An excerpt from Reals’ script review for In the Tall Grass which will be available 06/22/20:

What Needed Work

The Length – The script is 112 pages, while the film is only 90 minutes, which speaks to a large reason that I enjoyed the film more than the script.

As I listed above, the novella comes in at 64 pages, so the script should not need to nearly double that to be effective.

If this was an 88 page creepy little horror piece, I would have been quite happy with that.

Instead, it is full of filler scenes (like the one mentioned later in The Introduction section) that could and should have been cut.

We are currently in a King-Aissance, where anything with Mr. King’s name on it will sell for big bucks, so having the rights to a popular novella by the author probably set the writer up to do whatever he wanted, and get little pushback.

Most of us, however, do not have access to a work by Stephen King, so we need to be on top of our game and not make mistakes like this, and we should certainly not include filler where things can be easily trimmed.

Shifting Perspectives – Similar to my review of The Grudge (2020) I had an issue with how this script kept introducing us to characters, then killing them off, or moving to a new character/perspective while leaving the original narrative unresolved. Now that the shameless self-promotion portion of this review is over (I have also done lots of other *fantastic* reviews of films and scripts on the site, just saying) let’s dive into why this is problematic in relation to how you tell a story.

Now, I am not saying that this is a technique that will never work, just that you have to be very, very careful about how you go about switching protagonists / main perspectives in your story.

Here, for example, we start with a pregnant woman on the road with her brother, hoping to start over. They stop because the woman has a bout of morning sickness, and hear a child crying from somewhere deep In The Tall Grass. Since there is no one else around, the two rush to find the child, only to get lost themselves and come face-to-face with an unimaginable nightmare.

That is the plot right there. And that is more than enough. However, this script was not content to give us that, and we keep shifting perspectives to new characters.

In fact, the script even switches perspectives between established characters in a hamfisted way.

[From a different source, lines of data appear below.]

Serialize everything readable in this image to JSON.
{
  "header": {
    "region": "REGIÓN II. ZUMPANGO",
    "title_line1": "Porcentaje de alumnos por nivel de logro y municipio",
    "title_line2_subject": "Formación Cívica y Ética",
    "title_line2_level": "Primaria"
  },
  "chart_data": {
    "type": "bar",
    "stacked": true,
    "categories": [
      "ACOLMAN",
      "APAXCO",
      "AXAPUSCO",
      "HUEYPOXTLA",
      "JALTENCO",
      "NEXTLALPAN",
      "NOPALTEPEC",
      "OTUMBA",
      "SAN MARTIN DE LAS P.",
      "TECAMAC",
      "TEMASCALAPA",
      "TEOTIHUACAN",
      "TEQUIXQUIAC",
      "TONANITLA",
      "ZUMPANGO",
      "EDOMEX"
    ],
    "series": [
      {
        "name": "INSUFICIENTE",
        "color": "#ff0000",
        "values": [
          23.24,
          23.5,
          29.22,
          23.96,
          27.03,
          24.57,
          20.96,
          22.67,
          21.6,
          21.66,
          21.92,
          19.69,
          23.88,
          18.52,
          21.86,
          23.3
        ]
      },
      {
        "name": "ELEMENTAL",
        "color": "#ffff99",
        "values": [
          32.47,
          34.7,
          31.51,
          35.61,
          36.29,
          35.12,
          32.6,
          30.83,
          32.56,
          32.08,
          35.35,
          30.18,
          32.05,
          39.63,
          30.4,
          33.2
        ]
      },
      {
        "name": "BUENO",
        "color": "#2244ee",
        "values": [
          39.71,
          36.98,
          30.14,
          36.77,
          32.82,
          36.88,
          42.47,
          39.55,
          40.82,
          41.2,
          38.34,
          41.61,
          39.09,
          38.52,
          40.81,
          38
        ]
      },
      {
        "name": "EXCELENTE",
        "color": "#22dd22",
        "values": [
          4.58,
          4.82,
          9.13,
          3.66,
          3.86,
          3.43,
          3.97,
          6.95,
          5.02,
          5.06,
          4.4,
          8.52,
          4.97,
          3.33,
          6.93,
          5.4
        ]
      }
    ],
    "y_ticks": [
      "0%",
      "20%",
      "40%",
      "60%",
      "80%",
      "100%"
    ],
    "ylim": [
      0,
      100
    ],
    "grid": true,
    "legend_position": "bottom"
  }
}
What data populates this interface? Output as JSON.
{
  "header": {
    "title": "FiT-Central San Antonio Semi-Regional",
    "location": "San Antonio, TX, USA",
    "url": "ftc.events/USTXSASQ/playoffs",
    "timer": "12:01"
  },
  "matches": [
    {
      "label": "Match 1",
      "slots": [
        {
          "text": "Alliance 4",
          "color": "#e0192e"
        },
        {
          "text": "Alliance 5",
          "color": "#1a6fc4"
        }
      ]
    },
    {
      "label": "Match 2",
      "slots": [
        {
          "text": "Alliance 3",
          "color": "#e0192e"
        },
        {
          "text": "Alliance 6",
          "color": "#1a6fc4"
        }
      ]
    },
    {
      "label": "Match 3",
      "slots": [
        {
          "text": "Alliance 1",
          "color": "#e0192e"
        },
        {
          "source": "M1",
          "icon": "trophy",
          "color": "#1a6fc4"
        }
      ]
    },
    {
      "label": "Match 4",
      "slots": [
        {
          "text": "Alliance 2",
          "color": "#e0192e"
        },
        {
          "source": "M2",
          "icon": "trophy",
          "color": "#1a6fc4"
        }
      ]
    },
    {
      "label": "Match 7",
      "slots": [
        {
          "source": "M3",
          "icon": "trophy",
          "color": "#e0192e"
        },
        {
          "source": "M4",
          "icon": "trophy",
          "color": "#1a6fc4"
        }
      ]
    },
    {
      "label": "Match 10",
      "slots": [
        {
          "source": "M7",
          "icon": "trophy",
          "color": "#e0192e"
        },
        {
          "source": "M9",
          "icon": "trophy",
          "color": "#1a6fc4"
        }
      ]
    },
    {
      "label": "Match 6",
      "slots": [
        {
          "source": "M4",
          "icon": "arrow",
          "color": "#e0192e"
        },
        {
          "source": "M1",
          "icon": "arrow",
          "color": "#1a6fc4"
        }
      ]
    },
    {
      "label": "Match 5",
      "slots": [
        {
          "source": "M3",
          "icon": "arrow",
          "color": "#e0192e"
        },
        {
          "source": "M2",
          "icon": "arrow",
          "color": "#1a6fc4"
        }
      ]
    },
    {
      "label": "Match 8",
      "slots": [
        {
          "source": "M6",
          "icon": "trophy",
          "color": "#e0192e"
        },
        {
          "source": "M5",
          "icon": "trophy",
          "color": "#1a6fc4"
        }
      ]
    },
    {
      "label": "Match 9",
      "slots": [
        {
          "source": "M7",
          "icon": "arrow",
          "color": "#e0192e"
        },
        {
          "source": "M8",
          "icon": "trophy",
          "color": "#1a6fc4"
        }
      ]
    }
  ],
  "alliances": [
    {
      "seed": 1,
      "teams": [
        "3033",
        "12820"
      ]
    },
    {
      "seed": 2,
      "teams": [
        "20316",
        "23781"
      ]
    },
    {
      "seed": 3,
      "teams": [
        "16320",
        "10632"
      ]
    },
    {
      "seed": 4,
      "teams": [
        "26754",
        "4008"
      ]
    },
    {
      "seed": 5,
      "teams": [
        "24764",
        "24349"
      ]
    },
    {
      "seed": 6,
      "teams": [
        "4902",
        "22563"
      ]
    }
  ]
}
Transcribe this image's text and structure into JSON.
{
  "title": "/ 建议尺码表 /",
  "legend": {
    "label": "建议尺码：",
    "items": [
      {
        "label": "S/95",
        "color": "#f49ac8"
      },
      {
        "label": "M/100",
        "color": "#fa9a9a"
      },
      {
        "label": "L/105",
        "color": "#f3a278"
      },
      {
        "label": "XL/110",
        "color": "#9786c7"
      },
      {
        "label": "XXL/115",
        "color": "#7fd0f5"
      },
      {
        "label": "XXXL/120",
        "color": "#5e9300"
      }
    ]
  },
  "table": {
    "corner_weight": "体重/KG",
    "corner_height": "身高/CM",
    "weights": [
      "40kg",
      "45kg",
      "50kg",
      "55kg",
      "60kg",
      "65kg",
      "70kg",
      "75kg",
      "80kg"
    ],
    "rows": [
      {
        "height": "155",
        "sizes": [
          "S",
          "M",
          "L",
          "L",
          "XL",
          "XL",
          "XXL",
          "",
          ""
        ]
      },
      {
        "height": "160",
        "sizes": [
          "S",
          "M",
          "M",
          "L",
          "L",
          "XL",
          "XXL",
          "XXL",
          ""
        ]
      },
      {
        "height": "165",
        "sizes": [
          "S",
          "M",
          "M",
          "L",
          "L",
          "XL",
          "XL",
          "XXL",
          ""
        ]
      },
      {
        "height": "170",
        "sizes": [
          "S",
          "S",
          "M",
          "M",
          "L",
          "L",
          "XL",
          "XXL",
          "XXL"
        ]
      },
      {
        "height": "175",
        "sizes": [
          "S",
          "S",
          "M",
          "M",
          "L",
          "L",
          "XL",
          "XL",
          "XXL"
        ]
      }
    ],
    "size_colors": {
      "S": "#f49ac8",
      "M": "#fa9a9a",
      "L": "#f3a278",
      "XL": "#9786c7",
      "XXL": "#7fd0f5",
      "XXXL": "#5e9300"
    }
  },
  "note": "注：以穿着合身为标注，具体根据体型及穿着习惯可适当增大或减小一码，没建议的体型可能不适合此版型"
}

For example, on page 10, we get this line:

NOW WE SHIFT OUR PERSPECTIVE TO CAL

And then, on Page 12, we get this:

NOW WE SHIFT OUR PERSPECTIVE BACK WITH BECKY

And then again on Page 23 (the very end, so really Page 24), we cut to Travis, a new character who is looking for Becky (the girl we met at the beginning). That is fine, as it connects to our first two characters, but it is not OK if Becky and Cal (the first two we meet) were our “Horror Opening Kill” because it took 23 pages to get through.

I suppose the real “Horror Opening” if you could call it that, is the grass waving in the wind. This is not scary, tells us nothing about the plot, the characters, or the monster/killer, and should have been revamped to include a short, shocking opening kill.

We then shift again on page 38, and by that point I was having trouble keeping track of everyone we had met, but more importantly, was having trouble caring about any of these people because we had spent so little time with them, had not given them any really distinct character traits, and had jumped around so much that I had no reason to think we would spend any meaningful time with the new characters who were just introduced.

The Introduction – If I remember correctly, the film starts out with Cal and Becky in the car, driving away from their old lives, looking for a new start. And that is how the script should have started as well, but instead we get a scene that only serves to spout some exposition about Travis (Becky’s Ex-Boyfriend) being a dick, Cal not liking Travis, and Becky not wanting to have an abortion.

Now, you can argue that this is all important information, but my counter-argument would be that all of this is revealed later through dialogue, description, and the way characters act around each other, so cutting this scene would help the flow and would not hurt the story in the slightest.

In addition to that, it would cut down on the hefty 112 page count, but I discussed that above.

The Third Act – I didn’t need this script to become The Shining at the end, with Ross turning into an unhinged violent psychopath who stalks our female hero and the child through a secluded location. We have seen that done countless times, in The Shining, for one, and I was hoping for something more than a repeat of another King work.